Good point of this refactoring is, than now handling of nested css is done correctly, for example here, in style.css:
@import 'substyles.css'; body { background-color: green; }
when content of substyles.css in changed, the hash of substyles.css will also change, which at the same time will change the content of style.css (updated for example to @import 'substyles.some-hash.css';) and now Django will take into consideration by upgrading hash of style.css as well. This is good, and in previous versions of Django hash of style.css wouldnt be updated.

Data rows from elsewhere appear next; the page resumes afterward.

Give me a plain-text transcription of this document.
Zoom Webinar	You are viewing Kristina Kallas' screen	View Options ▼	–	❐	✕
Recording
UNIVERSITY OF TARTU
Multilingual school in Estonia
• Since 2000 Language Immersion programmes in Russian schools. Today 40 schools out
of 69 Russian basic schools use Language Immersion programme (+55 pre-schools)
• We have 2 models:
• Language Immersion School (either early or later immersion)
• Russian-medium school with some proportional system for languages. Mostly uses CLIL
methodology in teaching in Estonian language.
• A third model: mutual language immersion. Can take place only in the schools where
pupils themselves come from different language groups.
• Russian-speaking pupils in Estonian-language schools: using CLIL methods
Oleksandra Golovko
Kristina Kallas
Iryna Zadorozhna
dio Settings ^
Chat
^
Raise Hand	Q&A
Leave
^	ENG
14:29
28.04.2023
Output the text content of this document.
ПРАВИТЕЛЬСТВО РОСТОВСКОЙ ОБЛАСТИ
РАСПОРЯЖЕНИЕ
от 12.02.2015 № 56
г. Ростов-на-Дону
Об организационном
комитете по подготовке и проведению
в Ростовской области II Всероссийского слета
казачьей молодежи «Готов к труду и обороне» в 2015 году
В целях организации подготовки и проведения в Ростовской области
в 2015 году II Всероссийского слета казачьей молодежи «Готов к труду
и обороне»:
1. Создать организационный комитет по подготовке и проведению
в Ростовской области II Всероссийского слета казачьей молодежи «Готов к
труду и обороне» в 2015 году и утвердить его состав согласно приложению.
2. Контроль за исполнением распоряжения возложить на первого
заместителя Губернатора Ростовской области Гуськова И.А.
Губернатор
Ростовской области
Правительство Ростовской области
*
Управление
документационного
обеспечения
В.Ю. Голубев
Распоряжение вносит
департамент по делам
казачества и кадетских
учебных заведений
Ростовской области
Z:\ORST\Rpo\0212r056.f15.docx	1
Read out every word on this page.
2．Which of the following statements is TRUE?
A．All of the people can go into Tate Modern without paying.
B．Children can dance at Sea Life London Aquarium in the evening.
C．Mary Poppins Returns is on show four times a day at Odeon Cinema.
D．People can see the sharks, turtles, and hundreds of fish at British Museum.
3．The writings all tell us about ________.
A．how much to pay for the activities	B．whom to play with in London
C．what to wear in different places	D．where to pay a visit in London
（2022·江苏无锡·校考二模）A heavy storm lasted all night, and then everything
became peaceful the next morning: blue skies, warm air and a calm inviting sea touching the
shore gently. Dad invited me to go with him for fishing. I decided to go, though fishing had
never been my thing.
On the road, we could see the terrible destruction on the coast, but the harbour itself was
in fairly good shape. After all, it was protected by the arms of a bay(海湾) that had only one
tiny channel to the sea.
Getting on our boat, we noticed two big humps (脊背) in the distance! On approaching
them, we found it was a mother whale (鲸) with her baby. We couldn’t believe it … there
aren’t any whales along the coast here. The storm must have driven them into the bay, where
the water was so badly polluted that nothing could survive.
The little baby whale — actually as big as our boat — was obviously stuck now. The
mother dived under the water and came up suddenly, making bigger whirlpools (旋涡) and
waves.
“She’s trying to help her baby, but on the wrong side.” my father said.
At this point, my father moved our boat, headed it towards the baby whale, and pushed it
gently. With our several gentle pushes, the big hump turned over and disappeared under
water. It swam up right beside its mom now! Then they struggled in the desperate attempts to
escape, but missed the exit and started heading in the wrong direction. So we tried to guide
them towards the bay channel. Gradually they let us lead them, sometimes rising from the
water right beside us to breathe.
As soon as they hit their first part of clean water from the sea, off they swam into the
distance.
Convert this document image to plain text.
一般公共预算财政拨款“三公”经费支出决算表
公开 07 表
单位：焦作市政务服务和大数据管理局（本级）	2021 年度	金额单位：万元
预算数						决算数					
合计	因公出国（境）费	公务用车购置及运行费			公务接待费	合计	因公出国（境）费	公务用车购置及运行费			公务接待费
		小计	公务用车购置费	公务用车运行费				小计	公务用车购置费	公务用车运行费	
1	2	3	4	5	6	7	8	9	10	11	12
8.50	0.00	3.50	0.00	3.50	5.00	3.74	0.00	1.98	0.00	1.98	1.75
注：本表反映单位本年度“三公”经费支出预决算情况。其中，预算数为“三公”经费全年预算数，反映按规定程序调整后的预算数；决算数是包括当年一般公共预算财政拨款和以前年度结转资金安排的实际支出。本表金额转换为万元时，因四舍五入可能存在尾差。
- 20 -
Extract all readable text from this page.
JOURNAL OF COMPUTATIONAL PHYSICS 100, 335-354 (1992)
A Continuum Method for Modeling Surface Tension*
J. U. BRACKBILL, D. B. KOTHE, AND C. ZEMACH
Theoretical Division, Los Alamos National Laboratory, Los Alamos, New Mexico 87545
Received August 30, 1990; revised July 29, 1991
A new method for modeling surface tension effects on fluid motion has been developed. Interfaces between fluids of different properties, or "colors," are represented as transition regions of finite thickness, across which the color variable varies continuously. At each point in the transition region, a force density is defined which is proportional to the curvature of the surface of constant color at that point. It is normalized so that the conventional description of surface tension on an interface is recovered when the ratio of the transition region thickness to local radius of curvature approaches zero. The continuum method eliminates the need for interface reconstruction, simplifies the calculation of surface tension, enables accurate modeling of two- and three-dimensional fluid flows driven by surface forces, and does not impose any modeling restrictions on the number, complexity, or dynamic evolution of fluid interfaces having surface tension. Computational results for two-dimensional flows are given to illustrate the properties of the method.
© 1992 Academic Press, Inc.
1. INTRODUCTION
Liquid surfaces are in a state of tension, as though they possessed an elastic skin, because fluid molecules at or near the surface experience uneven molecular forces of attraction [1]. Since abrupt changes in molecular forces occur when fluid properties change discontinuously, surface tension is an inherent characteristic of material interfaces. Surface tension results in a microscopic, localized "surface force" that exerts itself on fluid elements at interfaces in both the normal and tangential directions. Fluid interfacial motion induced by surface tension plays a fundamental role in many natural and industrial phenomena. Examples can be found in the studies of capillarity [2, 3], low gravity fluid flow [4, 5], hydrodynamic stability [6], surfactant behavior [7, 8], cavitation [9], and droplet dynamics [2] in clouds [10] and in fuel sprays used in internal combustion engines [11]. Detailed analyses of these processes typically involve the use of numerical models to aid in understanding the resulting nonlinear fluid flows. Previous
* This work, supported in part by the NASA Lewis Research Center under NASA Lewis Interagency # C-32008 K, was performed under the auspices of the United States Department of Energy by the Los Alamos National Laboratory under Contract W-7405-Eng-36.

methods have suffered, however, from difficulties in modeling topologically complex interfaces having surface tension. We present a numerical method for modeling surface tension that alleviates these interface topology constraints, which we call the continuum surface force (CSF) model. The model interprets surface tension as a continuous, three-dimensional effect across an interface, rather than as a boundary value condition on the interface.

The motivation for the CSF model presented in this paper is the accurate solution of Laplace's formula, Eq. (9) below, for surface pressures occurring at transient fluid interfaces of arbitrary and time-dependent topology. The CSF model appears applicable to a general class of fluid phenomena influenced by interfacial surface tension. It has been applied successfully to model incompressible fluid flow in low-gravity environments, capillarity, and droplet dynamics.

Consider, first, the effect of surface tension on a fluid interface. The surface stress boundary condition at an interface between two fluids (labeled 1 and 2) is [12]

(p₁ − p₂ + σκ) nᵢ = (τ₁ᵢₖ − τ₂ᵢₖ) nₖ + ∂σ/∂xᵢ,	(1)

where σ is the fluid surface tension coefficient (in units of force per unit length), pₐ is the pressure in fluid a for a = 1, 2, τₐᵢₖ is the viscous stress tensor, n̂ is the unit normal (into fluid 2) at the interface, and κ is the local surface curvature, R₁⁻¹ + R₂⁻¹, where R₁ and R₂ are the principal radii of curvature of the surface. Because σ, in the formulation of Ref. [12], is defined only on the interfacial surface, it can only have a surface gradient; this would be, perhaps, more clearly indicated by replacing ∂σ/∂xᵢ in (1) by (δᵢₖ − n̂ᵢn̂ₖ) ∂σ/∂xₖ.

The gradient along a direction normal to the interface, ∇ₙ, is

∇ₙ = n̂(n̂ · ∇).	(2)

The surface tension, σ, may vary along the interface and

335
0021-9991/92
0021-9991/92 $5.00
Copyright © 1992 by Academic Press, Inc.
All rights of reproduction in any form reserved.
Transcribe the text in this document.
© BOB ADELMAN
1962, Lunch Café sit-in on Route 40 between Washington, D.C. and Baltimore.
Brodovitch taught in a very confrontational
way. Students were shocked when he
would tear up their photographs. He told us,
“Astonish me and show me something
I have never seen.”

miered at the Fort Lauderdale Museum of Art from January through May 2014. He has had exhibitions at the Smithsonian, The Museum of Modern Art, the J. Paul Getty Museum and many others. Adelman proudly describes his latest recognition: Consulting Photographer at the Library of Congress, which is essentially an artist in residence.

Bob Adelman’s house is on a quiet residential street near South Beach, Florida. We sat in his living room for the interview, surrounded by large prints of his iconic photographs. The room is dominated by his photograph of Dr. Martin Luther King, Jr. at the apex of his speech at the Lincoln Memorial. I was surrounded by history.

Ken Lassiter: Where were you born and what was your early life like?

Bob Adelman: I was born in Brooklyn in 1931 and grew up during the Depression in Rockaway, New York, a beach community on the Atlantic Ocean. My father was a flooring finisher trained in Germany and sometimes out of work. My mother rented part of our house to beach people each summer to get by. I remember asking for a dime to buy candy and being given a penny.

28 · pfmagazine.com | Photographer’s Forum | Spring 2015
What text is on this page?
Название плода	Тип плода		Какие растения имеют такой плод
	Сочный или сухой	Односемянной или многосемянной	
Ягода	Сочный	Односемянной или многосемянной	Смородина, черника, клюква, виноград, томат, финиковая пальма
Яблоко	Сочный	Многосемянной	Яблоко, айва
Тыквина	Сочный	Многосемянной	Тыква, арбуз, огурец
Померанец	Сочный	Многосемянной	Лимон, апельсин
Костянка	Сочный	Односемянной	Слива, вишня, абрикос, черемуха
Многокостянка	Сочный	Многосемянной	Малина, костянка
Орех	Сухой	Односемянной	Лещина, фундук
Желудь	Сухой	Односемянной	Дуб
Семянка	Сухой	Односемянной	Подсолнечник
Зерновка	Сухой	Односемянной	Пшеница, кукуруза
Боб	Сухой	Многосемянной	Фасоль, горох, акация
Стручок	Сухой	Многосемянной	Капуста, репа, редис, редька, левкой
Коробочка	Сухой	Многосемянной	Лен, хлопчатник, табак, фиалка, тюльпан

However, the problem is, that HashedFilesMixin.postprocess is written in such a way, that adjustable_paths, so with the default implementation - css files - will be always saved 4 times! Below snippet taken from django source code explains this:
## Snippet from HashedFilesMixin.post_process # Do a single pass first. Post-process all files once, then repeat for # adjustable files. for name, hashed_name, processed, _ in self._post_process(paths, adjustable_paths, hashed_files): yield name, hashed_name, processed paths = {path: paths[path] for path in adjustable_paths} print('adjusted paths are', paths) for i in range(self.max_post_process_passes): substitutions = False for name, hashed_name, processed, subst in self._post_process(paths, adjustable_paths, hashed_files): ## Snippet from HashedFilesMixin._post_process if name in adjustable_paths: old_hashed_name = hashed_name content = original_file.read().decode(settings.FILE_CHARSET) for extension, patterns in iteritems(self._patterns): if matches_patterns(path, (extension,)): for pattern, template in patterns: converter = self.url_converter(name, hashed_files, template) try: content = pattern.sub(converter, content) except ValueError as exc: yield name, None, exc, False if hashed_file_exists: self.delete(hashed_name) # then save the processed result content_file = ContentFile(force_bytes(content)) # Save intermediate file for reference saved_name = self._save(hashed_name, content_file) hashed_name = self.hashed_name(name, content_file) if self.exists(hashed_name): self.delete(hashed_name) saved_name = self._save(hashed_name, content_file) hashed_name = force_text(self.clean_name(saved_name)) # If the file hash stayed the same, this file didn't change if old_hashed_name == hashed_name: substitutions = False processed = True
After looking at the above code carefully, you will see that all css will be saved 4 times, even when there is no point doing so in the first place, like for example when there is no @import statement in your css. I am also not sure why _save method is called twice in _postprocess.
Generally it would't be maybe extremely big problem for staticstorage which extends local file storage, but for remote storages like AWS this is unacceptable in my opinion. It would be great to change postprocessing algorythm to reduce number of save calls to minimum.